Trochę zjadę z głównych zasadniczych na główne dodatkowe.
W ostatnią niedzielę w godzinach wieczornych na stacji W-wa Wschodnia doszło do incydentu.
Mechanik (zarazem instruktor) z Odry (6107) przed zjazdem na olszynkę na semaforze przy peronie czwartym otrzymał sygnał S10 gdzie powinien otrzymać sygnał S13, bo przednim pociąg TLK (61101) po minięciu tarczy 11G (na schemacie stacji podpisany jako 116 -->
http://wolf.iiar.pwr.wroc.pl/adi/wiki/images/f/ff/Warszawa_Wschodnia.jpg) pozostawił tylko jeden odstęp wolny.

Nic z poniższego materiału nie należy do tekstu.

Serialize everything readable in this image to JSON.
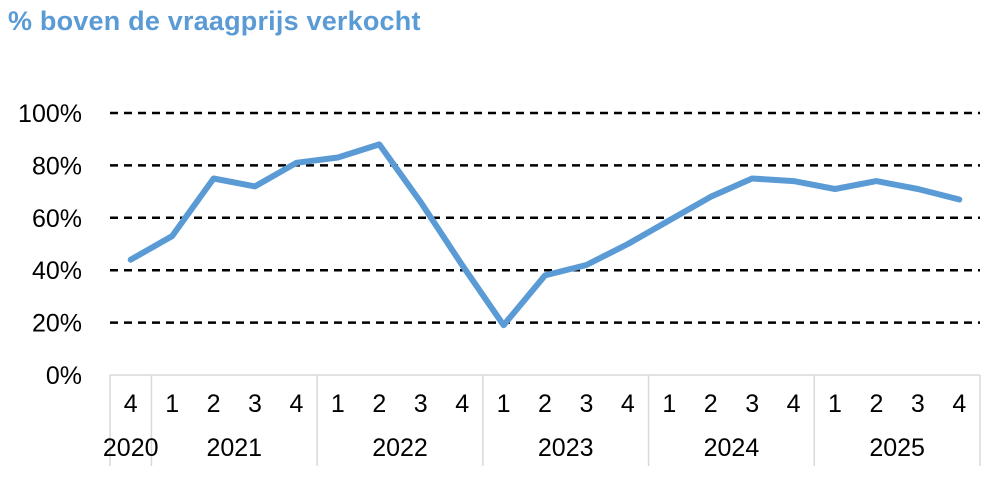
{
  "chart_data": {
    "type": "line",
    "title": "% boven de vraagprijs verkocht",
    "xlabel": "",
    "ylabel": "",
    "y_tick_labels": [
      "0%",
      "20%",
      "40%",
      "60%",
      "80%",
      "100%"
    ],
    "y_ticks": [
      0,
      20,
      40,
      60,
      80,
      100
    ],
    "ylim": [
      0,
      100
    ],
    "grid": "horizontal dashed",
    "legend": "none",
    "line_color": "#5B9BD5",
    "categories": [
      {
        "quarter": "4",
        "year": "2020"
      },
      {
        "quarter": "1",
        "year": "2021"
      },
      {
        "quarter": "2",
        "year": "2021"
      },
      {
        "quarter": "3",
        "year": "2021"
      },
      {
        "quarter": "4",
        "year": "2021"
      },
      {
        "quarter": "1",
        "year": "2022"
      },
      {
        "quarter": "2",
        "year": "2022"
      },
      {
        "quarter": "3",
        "year": "2022"
      },
      {
        "quarter": "4",
        "year": "2022"
      },
      {
        "quarter": "1",
        "year": "2023"
      },
      {
        "quarter": "2",
        "year": "2023"
      },
      {
        "quarter": "3",
        "year": "2023"
      },
      {
        "quarter": "4",
        "year": "2023"
      },
      {
        "quarter": "1",
        "year": "2024"
      },
      {
        "quarter": "2",
        "year": "2024"
      },
      {
        "quarter": "3",
        "year": "2024"
      },
      {
        "quarter": "4",
        "year": "2024"
      },
      {
        "quarter": "1",
        "year": "2025"
      },
      {
        "quarter": "2",
        "year": "2025"
      },
      {
        "quarter": "3",
        "year": "2025"
      },
      {
        "quarter": "4",
        "year": "2025"
      }
    ],
    "year_groups": [
      {
        "label": "2020",
        "count": 1
      },
      {
        "label": "2021",
        "count": 4
      },
      {
        "label": "2022",
        "count": 4
      },
      {
        "label": "2023",
        "count": 4
      },
      {
        "label": "2024",
        "count": 4
      },
      {
        "label": "2025",
        "count": 4
      }
    ],
    "series": [
      {
        "values": [
          44,
          53,
          75,
          72,
          81,
          83,
          88,
          66,
          42,
          19,
          38,
          42,
          50,
          59,
          68,
          75,
          74,
          71,
          74,
          71,
          67
        ]
      }
    ]
  }
}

Mechanik-instruktor poprosił o zatrzymanie się pociągu TLK i próbował domagać się komisji do zabezpieczenia materiału fotograficznego (Miejsca zatrzymania pociągów, sygnałów na semaforach, obraz z utwierdzenia i zajętości przebiegu na pulpicie kostkowym w nastawni).
Dyżurna próbowała "zlać" sprawę, aby TLK i Odra zjechały na grochów, aby nie sparaliżować ruchu na stacji, i aby po zjeździe mechanik napisał raport, a ona w tenże czas wezwie monterów.
Instruktor próbował być nieustępliwy, domagał się:
- "S" na unieważnienie SBL (wprowadzenie zapowiadania telefonicznego).
- sprowadzenie na miejsce ISEZa i komisję.
Czy odbyła się komisja - nie wiem, do drugiej nie będę kwitł w peronach (na co czekałem to z opóźnieniem ale się doczekałem) przy założeniu że może się wszyscy "święci" zjadą i się zmyłem do domu. Przez cały następny dzień wszystkie zjazdy na grochów po 1G odbywały się na telefonicznym.
Następnego dnia na innych stacjach w obrębie warszawskiego węzła kolejowego zaobserwowałem pospolite ruszenie monterów.